Son olarak, Birleşmiş Milletler, ona bağlı ve ilişkili olan paralel kurumlar ve uluslararası kuruluşların, Kürt halkına uygulanan soykırımları tanıması zamanı gelmiştir. Kürtler, bölgenin en köklü halklarından biridir ve tarihî topraklarında yaşamış, bu bölgenin düşünsel, maddi ve bilimsel evriminin her aşamasına katkıda bulunmuştur. Ancak hala devam eden ve Ermeni Soykırımı’ndan hiçbir şekilde eksik olmayan sürekli soykırıma maruz kalmaktadır.

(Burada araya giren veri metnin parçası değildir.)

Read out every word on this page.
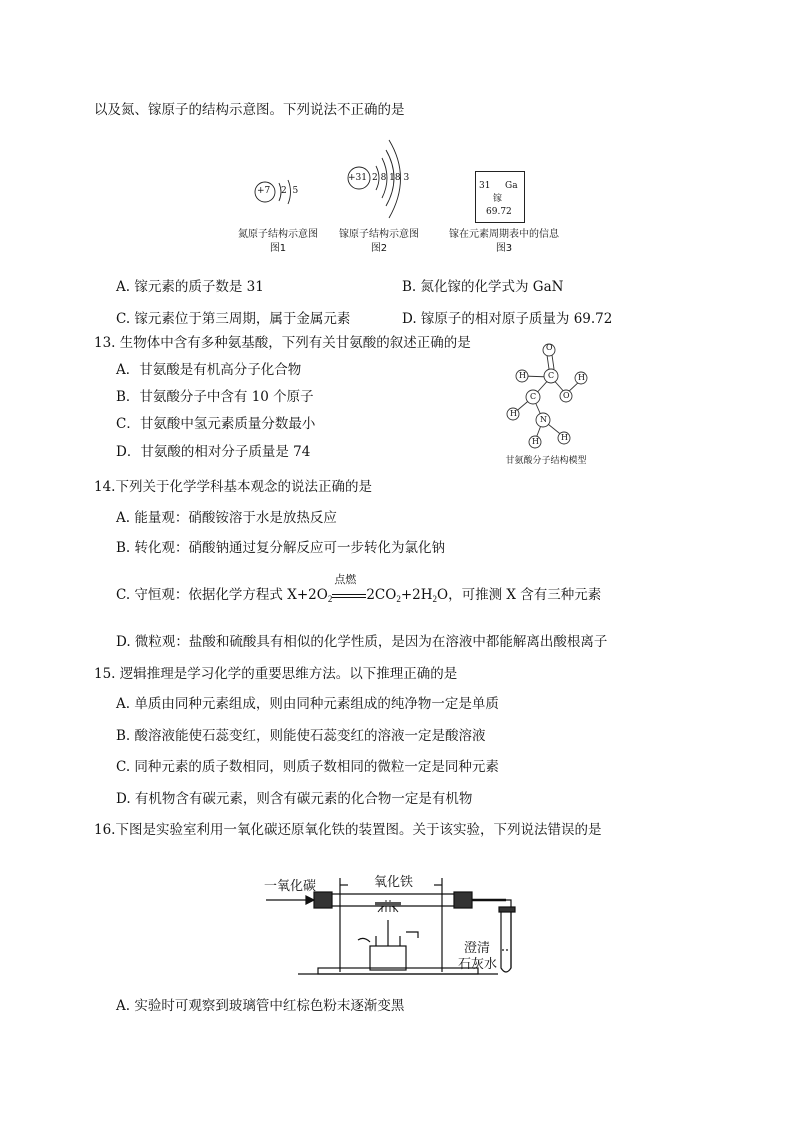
以及氮、镓原子的结构示意图。下列说法不正确的是
+7 2  5
氮原子结构示意图
图1
+31 2 8 18 3
镓原子结构示意图
图2
31 Ga
镓
69.72
镓在元素周期表中的信息
图3
A. 镓元素的质子数是 31	B. 氮化镓的化学式为 GaN
C. 镓元素位于第三周期，属于金属元素	D. 镓原子的相对原子质量为 69.72
13. 生物体中含有多种氨基酸，下列有关甘氨酸的叙述正确的是
A．甘氨酸是有机高分子化合物
B．甘氨酸分子中含有 10 个原子
C．甘氨酸中氢元素质量分数最小
D．甘氨酸的相对分子质量是 74
O
C
H	H
O
C
H
N
H	H
甘氨酸分子结构模型
14.下列关于化学学科基本观念的说法正确的是
A. 能量观：硝酸铵溶于水是放热反应
B. 转化观：硝酸钠通过复分解反应可一步转化为氯化钠
C. 守恒观：依据化学方程式 $X+2O_2$
点燃
$2CO_2+2H_2O$，可推测 X 含有三种元素
D. 微粒观：盐酸和硫酸具有相似的化学性质，是因为在溶液中都能解离出酸根离子
15. 逻辑推理是学习化学的重要思维方法。以下推理正确的是
A. 单质由同种元素组成，则由同种元素组成的纯净物一定是单质
B. 酸溶液能使石蕊变红，则能使石蕊变红的溶液一定是酸溶液
C. 同种元素的质子数相同，则质子数相同的微粒一定是同种元素
D. 有机物含有碳元素，则含有碳元素的化合物一定是有机物
16.下图是实验室利用一氧化碳还原氧化铁的装置图。关于该实验，下列说法错误的是
一氧化碳	氧化铁
澄清
石灰水
A. 实验时可观察到玻璃管中红棕色粉末逐渐变黑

[1] Dr. Muhammed Ali Al-Sowerki – Khabar 24 web sitesi https://xeber24.org/archives/189094
[2] Nureddin, Muhammed, Türkiye, Şaşkın Cumhuriyet, Stratejik Araştırmalar, Araştırma ve Belgeleme Merkezi, Beyrut, 1. baskı, 1998, s. 51.
[3] Aynı kaynak, s.53.
[4] 100 yıllık istismar… ve Kürtler hâlâ burada.
[5] Goyî, Cegerxwîn, Desteya Dîroka Civakî Ya Akademiya Zanistên Civakî Ya Abdula Öcalan, Berhemên Akademiya Şehîd Ferhat KURTAY, 2015, s. 242-243.
[6] Jalili ve diğerleri, Modern Çağda Kürt Hareketi, s.204.
[7] Aynı kaynak, s.217.
[8] Galiand, Vatanı Olmayan Bir Halk, s. 111-112.
[9] Feyli Kürtleri… Yazan: A. M. Dr.. Muhammad Taqi John / Wasit Üniversitesi’nde Profesör.